Watching the show with preconceived notions about Silverman sets a viewer up for disappointment. If you expected quick wit, a foul mouth and “full frontal Jew-dity” (her words), the program may initially seem like just the thing, but after repeat viewings, it’s obvious the show can’t behave entirely like a stand-up routine. It has to stick to at least some kind of script and this presents a problem. The only thing Silverman wants to do is talk — not with other people, just at other people. Chemistry is missing from the majority of her on-screen alter ego’s interactions with those around her. Her character — also named Sarah — tries to be herself, which is commendable and often the best strategy a stand-up can adopt when transitioning to the small screen. Dave Chappelle certainly succeeded using that approach. But her “self” is too distinctive to gain anything from interacting with other, weaker characters: this girl can’t be shoehorned into a half-hour sitcom.

There are funny, saving moments hidden within season one; when Silverman is allowed to crack a joke that sounds made for her on-stage monologues, she really shines. Her intellect and ability to think on her feet are also intact. When Jay, her sister’s boyfriend, drops the word “dyke” in reference to his new partner at the police station, Silverman, having misheard it as “kike,” responds with a diatribe against anti-Semitism: “Hey! I’m one too, and so is she, and so is Albert Einstein.” If the show maintained this same kind of geniunely funny, rapid-fire exchange throughout, it would bear more semblance to Silverman’s routines and consequently be a lot funnier. But as someone who is used to free reign over her subject matter and artistic direction (or lack thereof) is forced to unify her jokes into some grand theme by the end of a segment, Silverman tends to crash and burn.

The show’s six episodes manage to pack in a lot of action. Silverman gets high off cough syrup and repeatedly crashes her car, invites a homeless man to come live with her, tries to become the HIV-negative face of AIDS, goes lesbian for a day or two and sleeps with God — of whom she demands, “Are you God’s black friend?” (The show probably couldn’t afford Morgan Freeman, but they went with some guy that looks a hell of a lot like him.) If you have any faith in Silverman as a comedian, you’ll want the show to pull off what it’s going for: absurd, over-the-top scenarios in which a comic should shine. It seems logical that someone who can make people laugh with just a microphone, an empty stage and her brain should be able to do the same with an entire production crew and a script at her disposal.

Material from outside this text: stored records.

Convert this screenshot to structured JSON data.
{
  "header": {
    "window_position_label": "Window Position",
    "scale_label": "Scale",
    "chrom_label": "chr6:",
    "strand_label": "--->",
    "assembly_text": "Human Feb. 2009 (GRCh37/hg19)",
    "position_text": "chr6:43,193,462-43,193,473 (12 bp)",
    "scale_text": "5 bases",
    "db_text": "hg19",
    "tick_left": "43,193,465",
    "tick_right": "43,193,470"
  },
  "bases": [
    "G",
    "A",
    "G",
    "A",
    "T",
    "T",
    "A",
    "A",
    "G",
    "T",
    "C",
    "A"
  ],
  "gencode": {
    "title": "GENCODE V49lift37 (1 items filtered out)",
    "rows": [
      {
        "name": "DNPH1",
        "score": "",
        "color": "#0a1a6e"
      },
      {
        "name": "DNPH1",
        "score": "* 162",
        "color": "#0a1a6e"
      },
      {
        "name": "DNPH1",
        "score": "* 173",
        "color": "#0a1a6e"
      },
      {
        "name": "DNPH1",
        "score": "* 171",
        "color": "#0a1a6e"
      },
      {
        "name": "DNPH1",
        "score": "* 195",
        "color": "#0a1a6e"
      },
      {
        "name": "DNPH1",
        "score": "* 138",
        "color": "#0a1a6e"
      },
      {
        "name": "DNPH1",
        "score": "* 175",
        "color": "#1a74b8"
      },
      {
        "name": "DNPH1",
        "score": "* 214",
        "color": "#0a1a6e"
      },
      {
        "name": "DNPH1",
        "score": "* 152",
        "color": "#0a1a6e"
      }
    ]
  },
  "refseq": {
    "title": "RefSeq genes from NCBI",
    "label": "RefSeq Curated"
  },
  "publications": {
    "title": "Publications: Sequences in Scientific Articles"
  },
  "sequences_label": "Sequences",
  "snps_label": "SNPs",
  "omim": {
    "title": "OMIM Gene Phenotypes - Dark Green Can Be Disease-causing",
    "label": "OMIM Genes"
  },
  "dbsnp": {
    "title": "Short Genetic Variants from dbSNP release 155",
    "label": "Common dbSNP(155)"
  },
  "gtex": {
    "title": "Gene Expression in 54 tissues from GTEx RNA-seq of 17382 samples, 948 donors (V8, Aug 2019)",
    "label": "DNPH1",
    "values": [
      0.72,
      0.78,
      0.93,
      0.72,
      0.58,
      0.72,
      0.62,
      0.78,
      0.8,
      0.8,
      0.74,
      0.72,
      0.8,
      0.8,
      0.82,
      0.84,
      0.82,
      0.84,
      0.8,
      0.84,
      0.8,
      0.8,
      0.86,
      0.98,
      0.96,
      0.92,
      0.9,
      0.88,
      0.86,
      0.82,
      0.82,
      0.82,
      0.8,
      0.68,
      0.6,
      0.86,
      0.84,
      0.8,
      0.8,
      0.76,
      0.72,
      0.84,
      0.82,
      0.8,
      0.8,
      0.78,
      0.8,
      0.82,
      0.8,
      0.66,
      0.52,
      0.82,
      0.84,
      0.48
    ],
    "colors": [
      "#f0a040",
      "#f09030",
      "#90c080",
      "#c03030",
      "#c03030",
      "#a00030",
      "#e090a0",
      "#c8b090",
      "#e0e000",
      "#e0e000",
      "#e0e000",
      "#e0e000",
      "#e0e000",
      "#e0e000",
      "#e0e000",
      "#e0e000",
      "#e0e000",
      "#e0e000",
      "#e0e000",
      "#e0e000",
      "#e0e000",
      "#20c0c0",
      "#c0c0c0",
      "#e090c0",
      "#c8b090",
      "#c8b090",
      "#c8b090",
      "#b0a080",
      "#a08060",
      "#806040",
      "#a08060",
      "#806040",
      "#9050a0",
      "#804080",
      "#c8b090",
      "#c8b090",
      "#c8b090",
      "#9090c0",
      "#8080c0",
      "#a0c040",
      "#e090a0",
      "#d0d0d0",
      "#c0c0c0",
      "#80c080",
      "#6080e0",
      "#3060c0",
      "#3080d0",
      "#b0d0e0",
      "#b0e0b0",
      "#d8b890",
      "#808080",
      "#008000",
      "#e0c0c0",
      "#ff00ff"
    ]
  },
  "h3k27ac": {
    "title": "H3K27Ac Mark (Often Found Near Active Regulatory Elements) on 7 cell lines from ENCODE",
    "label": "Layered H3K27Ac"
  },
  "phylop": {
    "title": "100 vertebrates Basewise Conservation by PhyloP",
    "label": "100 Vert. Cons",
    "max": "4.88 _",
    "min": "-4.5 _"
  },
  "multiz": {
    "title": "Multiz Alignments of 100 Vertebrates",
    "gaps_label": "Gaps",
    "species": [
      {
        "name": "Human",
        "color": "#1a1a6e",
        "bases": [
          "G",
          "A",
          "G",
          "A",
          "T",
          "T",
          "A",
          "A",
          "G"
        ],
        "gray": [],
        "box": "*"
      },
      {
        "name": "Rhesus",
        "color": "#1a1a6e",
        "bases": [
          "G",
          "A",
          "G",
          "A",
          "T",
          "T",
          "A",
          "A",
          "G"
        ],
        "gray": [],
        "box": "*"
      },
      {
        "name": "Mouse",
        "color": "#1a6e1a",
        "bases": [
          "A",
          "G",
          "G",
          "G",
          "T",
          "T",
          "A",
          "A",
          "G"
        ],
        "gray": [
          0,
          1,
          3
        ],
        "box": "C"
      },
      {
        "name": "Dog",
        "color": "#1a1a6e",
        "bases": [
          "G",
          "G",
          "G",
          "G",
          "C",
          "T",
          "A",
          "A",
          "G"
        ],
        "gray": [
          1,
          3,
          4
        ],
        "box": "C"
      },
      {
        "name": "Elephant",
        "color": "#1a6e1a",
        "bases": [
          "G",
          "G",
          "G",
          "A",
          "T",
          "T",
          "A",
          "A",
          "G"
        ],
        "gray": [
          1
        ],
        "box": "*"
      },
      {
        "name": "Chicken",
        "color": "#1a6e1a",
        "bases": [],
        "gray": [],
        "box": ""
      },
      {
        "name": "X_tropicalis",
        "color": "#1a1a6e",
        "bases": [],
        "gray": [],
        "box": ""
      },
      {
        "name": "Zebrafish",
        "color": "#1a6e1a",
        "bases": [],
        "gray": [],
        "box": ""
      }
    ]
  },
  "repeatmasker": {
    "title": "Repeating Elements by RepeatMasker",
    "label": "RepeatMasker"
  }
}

But Silverman isn’t one easily or willingly forced into manufacturing laughs when someone else in charge demands them of her. During a “Nightline” interview with Jake Tapper, she reacted as if intensely offended — a strange role reversal — when Tapper asked her to re-tell a joke that had made waves on Conan O’Brien a few years back. “I’m not your monkey, Jake,” she snapped back at him. She did go on to tell the joke but, in that setting, it seemed more like a racist anecdote than a racially charged joke.

In the end, the on-screen Silverman is just a woman with the mouth of a trucker, the promiscuity of a hooker and the naivete of a child. The elements don’t come together and result in a character serving the purposes of its script and its director, not of its actor. And the actor really should be served in this case. Silverman is hilarious when she wants to be, but she isn’t a good actor and isn’t being herself: The real Sarah wouldn’t have childish conversations with dogs, policemen and fat gay guys who live next door. She would make fun of them. “The Sarah Silverman Program” is weird, pointless and more than anything else holds back the title character. She belongs on a stage somewhere, offending everyone in the audience — something hard to achieve when that stage becomes a television screen and she can’t see her audience.